Nicolás Maduro comparece este lunes 5 de enero de 2026 ante un tribunal federal de Manhattan, en Estados Unidos, tras su captura el sábado. La audiencia definirá los cargos y las condiciones de detención en una causa de alto impacto geopolítico.
El presidente venezolano fue trasladado desde el Metropolitan Detention Center (MDC) de Brooklyn al tribunal federal de Manhattan bajo un fuerte operativo de seguridad. La sesión, de carácter formal, estará encabezada por el juez Alvin K. Hellerstein y se centrará en la lectura de cargos.
Según fuentes judiciales, esta instancia marcará el inicio del proceso penal en el que se detallarán las acusaciones que pesan sobre el líder venezolano.
Acusaciones por narcotráfico y vínculos criminales
En la audiencia se formalizarán imputaciones que vinculan a Maduro con el presunto liderazgo de una organización dedicada al narcotráfico y a alianzas con grupos considerados terroristas por Washington. En la misma causa también comparecerá la ex primera dama, acusada de brindar apoyo logístico y financiero a la estructura investigada.
La fiscal general, Pamela Bondi, solicitará la prisión preventiva sin derecho a fianza para ambos, al considerar que existe riesgo de fuga y un alto nivel de peligrosidad.
Un juicio que podría extenderse meses
Desde su llegada a Estados Unidos, la pareja permanece detenida en el MDC de Brooklyn, una cárcel de máxima seguridad que aloja a internos vinculados a delitos de terrorismo y crimen organizado. De acuerdo con fuentes del caso, la investigación incluye un volumen significativo de pruebas reunidas durante años, por lo que el proceso judicial podría prolongarse por varios meses.
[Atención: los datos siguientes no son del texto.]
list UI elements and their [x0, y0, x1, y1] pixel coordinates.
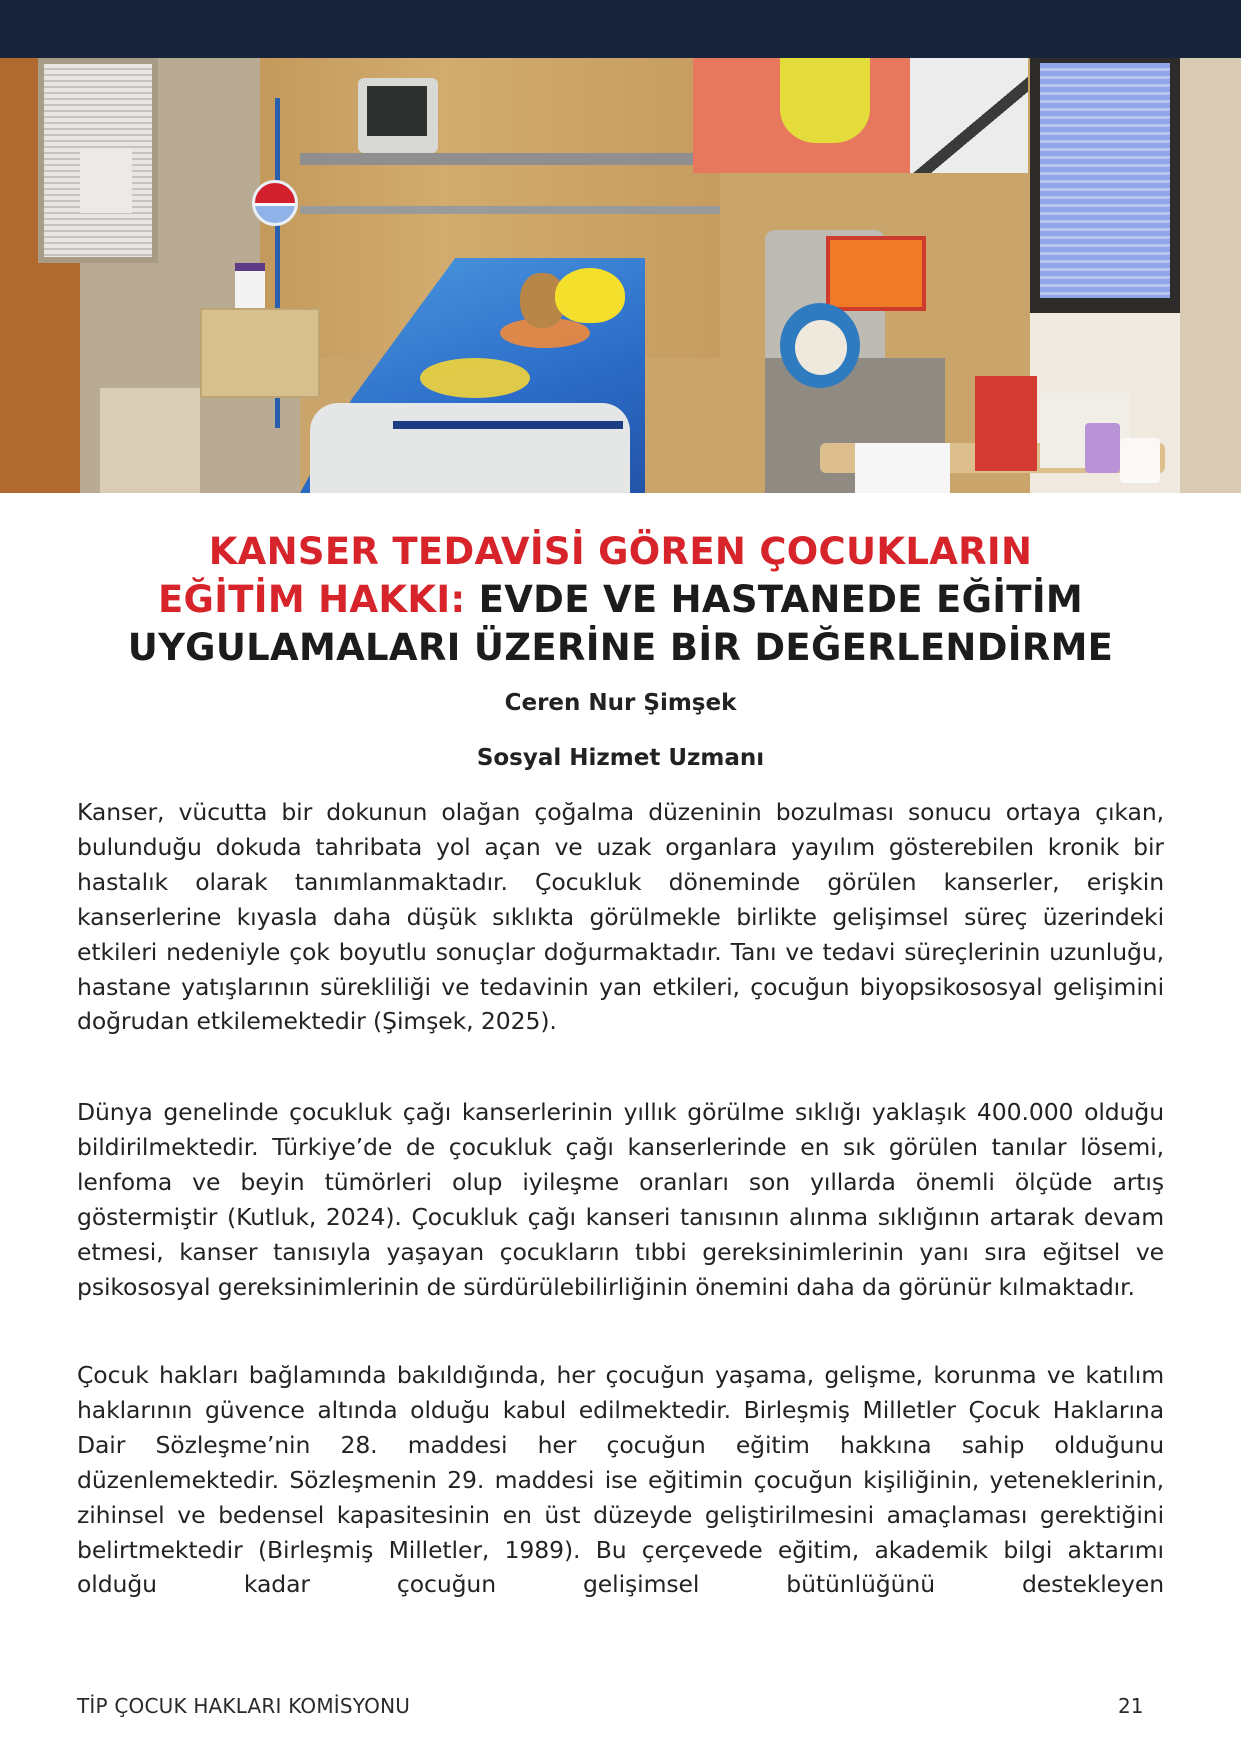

Contexto internacional y consecuencias políticas
Operativo, víctimas y tensión regional
La captura de Maduro se produjo en un operativo de fuerzas especiales estadounidenses en territorio venezolano que dejó, según trascendió, cerca de 40 víctimas fatales y una Caracas bajo control militar extranjero. El Departamento de Justicia defendió la intervención como parte de la lucha contra el narcotráfico.
En paralelo, el presidente Donald Trump introdujo un componente económico al señalar que uno de los objetivos estratégicos de Washington es facilitar el regreso de petroleras estadounidenses a la explotación de crudo en Venezuela.